Write a function `read_prices(filename)` that reads a set of prices such as this into a dictionary where the keys of the dictionary are the stock names and the values in the dictionary are the stock prices.

To do this, start with an empty dictionary and start inserting values into it just as you did above. However, you are reading the values from a file now.

We’ll use this data structure to quickly lookup the price of a given stock name.

A few little tips that you’ll need for this part. First, make sure you use the `csv` module just as you did before—there’s no need to reinvent the wheel here.

```python
>>> import csv
>>> f = open('Data/prices.csv', 'r')
>>> rows = csv.reader(f)
>>> for row in rows:
        print(row)


['AA', '9.22']
['AXP', '24.85']
...
[]
>>>
```

The other little complication is that the `Data/prices.csv` file may have some blank lines in it.
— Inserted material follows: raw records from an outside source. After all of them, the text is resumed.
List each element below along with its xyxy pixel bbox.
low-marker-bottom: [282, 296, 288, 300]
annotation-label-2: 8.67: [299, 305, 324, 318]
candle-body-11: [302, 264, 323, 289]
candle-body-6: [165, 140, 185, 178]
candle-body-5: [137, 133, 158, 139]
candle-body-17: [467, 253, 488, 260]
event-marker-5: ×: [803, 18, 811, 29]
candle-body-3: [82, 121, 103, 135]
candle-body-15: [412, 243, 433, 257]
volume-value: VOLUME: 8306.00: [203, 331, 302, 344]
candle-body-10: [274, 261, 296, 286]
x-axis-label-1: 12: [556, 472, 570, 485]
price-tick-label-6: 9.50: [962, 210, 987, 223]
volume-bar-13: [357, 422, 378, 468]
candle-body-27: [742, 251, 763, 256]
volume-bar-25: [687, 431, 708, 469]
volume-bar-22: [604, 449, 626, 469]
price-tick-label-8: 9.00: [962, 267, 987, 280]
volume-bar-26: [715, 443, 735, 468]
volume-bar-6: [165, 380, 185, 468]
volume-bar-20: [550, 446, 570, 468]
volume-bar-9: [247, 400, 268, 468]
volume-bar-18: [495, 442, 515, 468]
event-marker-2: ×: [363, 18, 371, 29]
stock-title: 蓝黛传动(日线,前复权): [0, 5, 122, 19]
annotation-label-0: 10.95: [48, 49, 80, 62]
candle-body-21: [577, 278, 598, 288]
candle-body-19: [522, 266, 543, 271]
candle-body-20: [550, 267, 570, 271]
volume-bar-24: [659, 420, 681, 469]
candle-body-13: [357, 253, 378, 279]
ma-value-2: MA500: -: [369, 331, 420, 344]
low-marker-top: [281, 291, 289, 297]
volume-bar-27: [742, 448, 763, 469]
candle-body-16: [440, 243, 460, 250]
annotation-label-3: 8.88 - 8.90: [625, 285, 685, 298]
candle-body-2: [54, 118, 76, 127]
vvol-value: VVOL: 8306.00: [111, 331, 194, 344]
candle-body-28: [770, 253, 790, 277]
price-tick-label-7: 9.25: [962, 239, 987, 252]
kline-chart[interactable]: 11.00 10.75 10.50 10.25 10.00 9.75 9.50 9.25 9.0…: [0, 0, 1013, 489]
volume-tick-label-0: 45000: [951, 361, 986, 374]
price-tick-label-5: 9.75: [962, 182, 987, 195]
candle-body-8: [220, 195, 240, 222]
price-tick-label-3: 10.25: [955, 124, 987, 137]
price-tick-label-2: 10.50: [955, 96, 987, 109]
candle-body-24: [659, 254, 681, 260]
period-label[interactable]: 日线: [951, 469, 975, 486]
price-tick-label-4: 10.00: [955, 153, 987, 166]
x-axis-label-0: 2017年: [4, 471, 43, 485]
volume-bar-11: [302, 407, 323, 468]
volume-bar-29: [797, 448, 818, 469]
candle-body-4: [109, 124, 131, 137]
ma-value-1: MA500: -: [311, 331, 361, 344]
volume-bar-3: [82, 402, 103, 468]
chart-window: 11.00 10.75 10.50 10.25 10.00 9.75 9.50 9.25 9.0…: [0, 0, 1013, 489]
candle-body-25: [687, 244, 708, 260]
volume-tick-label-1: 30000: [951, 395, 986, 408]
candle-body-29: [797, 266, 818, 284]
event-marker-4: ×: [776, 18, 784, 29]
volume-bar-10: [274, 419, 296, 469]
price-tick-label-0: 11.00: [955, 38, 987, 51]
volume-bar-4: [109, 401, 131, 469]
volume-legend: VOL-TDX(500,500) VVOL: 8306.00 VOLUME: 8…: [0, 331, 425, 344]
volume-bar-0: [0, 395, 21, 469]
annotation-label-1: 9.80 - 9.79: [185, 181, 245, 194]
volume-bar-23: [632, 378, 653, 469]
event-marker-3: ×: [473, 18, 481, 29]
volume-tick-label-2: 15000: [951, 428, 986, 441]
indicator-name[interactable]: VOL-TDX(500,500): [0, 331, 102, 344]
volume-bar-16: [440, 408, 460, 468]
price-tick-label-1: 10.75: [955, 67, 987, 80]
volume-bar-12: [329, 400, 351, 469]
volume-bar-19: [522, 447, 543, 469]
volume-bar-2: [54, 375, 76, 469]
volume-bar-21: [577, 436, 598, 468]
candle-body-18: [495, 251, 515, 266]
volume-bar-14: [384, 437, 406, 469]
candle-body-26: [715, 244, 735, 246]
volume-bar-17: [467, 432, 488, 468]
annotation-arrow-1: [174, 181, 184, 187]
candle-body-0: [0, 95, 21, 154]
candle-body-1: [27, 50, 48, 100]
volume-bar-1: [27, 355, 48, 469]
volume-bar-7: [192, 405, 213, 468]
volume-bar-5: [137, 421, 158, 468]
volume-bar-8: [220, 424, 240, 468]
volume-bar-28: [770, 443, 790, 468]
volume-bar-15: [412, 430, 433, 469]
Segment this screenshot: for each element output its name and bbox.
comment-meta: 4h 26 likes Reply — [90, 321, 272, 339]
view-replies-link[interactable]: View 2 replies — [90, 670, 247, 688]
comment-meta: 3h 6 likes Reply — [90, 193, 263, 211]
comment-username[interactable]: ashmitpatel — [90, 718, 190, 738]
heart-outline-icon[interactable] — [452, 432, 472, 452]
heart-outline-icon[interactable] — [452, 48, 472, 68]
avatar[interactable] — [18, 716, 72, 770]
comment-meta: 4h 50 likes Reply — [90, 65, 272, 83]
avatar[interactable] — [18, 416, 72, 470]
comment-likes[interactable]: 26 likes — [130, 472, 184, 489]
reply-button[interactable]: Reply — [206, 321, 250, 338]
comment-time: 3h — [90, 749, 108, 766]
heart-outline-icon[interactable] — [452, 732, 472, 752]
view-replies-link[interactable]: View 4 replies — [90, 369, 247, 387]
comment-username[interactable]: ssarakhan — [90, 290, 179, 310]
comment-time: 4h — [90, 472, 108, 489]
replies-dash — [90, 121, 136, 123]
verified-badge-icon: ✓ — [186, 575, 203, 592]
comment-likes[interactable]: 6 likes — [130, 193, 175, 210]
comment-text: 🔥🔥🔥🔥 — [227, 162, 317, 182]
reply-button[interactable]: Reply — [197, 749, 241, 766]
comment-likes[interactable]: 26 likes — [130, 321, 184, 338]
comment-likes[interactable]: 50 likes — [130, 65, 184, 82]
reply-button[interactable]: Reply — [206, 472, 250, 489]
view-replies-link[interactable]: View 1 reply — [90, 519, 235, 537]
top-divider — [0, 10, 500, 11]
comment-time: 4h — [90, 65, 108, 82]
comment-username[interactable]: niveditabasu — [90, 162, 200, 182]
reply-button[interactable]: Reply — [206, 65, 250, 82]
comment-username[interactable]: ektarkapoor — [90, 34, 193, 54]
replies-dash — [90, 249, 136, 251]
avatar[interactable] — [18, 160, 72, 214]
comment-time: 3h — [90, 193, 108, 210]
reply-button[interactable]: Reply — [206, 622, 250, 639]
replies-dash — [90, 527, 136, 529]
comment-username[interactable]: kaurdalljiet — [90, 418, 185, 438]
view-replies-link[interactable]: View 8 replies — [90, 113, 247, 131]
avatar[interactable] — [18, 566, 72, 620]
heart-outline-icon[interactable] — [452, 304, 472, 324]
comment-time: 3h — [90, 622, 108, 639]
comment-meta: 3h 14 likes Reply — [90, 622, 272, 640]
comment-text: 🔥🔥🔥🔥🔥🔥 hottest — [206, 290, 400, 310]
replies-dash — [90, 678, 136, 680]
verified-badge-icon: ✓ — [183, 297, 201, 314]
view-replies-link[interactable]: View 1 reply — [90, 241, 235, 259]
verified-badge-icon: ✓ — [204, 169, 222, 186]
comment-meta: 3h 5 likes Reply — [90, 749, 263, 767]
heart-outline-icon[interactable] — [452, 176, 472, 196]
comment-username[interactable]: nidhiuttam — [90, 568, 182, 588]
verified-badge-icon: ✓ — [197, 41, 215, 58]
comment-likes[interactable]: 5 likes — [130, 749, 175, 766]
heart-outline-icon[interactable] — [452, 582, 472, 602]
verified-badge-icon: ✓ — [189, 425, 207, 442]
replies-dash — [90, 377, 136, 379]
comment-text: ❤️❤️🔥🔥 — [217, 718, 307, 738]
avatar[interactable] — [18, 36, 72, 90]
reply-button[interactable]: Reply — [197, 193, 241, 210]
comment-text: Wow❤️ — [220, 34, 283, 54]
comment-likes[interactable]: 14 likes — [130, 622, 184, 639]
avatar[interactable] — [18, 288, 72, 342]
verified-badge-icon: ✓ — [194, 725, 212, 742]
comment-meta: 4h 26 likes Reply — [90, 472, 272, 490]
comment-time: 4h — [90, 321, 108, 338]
Notice how the last row of data above is an empty list—meaning no data was present on that line.

There’s a possibility that this could cause your program to die with an exception.  Use the `try` and `except` statements to catch this as appropriate.  Thought: would it be better to guard against bad data with an `if`-statement instead?

Once you have written your `read_prices()` function, test it interactively to make sure it works:

```python
>>> prices = read_prices('Data/prices.csv')
>>> prices['IBM']
106.28
>>> prices['MSFT']
20.89
>>>
```

### Exercise 5.7
Tie all of this work together by adding a few additional statements to your `report.py` program that computes gain/loss. These statements should take the list of stocks in Exercise 5.5 and the dictionary of prices in Exercise 5.6 and compute the current value of the portfolio along with the gain/loss.